I find a bar playing the baseball game, and Julio from Jalisco serves me a tall Blue Moon with a bright wedge of lemon. We speak Spanish because now I can, and I feel a little bit proud. He’s proud too: he’s lived in the US for 24 years, he tells me. And I’m living in his country, for the last year, I say, and one more to go. We laugh about this cambio de casas, trading places.
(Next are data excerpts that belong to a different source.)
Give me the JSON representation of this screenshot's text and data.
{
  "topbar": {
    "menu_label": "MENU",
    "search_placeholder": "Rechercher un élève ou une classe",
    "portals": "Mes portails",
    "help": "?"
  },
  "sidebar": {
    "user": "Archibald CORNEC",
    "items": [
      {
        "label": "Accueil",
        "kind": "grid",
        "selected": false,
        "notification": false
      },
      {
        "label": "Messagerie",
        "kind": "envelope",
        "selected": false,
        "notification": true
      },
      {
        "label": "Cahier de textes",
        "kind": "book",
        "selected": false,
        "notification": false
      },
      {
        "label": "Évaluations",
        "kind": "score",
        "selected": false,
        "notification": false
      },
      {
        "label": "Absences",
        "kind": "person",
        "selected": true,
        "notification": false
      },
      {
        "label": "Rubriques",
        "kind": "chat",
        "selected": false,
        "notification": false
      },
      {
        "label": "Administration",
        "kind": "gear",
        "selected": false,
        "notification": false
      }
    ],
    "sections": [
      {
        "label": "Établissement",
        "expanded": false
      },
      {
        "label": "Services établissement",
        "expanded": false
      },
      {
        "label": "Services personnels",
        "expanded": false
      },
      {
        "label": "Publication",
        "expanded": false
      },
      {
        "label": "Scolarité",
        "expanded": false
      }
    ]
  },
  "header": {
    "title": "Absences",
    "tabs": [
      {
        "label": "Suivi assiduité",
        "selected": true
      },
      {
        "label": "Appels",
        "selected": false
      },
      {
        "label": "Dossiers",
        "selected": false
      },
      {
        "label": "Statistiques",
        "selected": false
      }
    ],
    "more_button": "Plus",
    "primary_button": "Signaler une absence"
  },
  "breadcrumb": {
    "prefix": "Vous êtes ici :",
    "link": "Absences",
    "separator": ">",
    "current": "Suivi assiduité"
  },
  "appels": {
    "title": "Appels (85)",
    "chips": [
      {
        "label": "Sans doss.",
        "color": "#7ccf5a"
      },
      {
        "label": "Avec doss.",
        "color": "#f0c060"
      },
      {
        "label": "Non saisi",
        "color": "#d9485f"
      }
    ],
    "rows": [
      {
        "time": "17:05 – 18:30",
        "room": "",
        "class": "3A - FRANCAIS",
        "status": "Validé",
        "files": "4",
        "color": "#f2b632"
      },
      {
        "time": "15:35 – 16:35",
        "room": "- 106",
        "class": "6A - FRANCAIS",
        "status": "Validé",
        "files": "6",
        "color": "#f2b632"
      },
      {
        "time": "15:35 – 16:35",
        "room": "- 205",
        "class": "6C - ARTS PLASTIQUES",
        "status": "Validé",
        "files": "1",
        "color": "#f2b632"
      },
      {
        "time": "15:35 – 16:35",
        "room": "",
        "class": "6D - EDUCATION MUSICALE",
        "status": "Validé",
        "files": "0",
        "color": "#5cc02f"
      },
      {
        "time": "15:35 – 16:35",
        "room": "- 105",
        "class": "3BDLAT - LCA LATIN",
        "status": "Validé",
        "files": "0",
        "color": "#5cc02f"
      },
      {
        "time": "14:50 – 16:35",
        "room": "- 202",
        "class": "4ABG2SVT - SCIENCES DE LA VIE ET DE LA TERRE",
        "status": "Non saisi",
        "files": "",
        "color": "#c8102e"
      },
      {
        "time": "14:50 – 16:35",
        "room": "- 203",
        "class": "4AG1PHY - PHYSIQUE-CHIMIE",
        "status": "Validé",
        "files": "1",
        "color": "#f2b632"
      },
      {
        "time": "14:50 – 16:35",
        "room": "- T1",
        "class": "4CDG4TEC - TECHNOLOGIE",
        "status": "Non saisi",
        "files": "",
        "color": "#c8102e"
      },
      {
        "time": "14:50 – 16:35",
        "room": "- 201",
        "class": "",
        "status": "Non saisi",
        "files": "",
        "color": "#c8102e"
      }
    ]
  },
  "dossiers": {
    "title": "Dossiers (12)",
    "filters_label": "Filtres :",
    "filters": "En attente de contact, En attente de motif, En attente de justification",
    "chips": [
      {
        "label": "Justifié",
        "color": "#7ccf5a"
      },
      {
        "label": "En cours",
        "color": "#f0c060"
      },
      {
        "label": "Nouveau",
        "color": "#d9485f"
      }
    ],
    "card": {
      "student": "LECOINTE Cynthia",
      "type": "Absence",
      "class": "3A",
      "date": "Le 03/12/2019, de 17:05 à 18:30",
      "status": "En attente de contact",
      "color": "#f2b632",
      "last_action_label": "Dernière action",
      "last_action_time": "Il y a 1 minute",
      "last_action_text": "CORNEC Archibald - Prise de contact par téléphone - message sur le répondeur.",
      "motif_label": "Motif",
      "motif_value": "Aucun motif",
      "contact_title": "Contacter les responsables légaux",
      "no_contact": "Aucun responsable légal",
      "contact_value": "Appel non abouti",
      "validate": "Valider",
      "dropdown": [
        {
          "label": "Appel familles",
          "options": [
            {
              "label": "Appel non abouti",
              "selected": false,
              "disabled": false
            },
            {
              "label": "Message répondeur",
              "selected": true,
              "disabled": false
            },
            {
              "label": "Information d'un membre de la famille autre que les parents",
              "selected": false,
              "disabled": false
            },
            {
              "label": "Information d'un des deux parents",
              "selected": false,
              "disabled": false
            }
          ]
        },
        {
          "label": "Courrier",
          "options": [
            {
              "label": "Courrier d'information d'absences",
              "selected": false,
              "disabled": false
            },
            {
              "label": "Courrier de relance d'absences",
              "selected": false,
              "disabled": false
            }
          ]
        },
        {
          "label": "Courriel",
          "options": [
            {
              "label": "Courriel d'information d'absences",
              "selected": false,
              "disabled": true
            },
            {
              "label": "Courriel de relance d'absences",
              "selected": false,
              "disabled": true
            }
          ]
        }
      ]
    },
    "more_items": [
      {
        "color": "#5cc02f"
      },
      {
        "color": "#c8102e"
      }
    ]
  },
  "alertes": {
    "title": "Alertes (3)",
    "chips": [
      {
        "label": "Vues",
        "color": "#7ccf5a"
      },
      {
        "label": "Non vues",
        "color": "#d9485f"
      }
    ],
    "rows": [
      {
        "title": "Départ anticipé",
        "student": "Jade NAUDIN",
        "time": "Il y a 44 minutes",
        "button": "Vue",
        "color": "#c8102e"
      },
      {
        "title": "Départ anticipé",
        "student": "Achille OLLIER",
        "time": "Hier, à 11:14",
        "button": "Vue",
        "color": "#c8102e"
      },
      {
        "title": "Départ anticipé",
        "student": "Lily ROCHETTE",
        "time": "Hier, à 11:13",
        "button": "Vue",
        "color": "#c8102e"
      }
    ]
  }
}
My beer costs 10 US dollars including tip, a lucky Mexican’s daily wage. I take a final precious gulp and head for the baños. I’m awed by the granite countertops and polished marble floor, toilet seats with protectors that rotate to a clean place when you press the button. Whiiir. Endless rolls of toilet-paper and automatic flush. Full-length mirrors for primping, soft peach light that makes you look like a movie star (though I’m playing a raggedy traveler), soap in the dispensers and your choice of hand-blowers or towels for drying.

At the gate the children sit quietly reading books and tapping Ipad screens. Airport TV hums overhead reporting go-local organic markets, heirloom tomatoes and artisan cheeses. The AC purrs, the laptops click, the air hostess smiles, English is spoken.

America makes it all look so easy, smooth, in-control. It’s not fair.

The flight is announced and we line-up by zone. As I file down the jet way I feel both drawn and repelled, straddling two worlds, two homes, the orderly and spontaneous, the haves and have-nots, divided by a thin line that is thickly fortified. And I get to enter.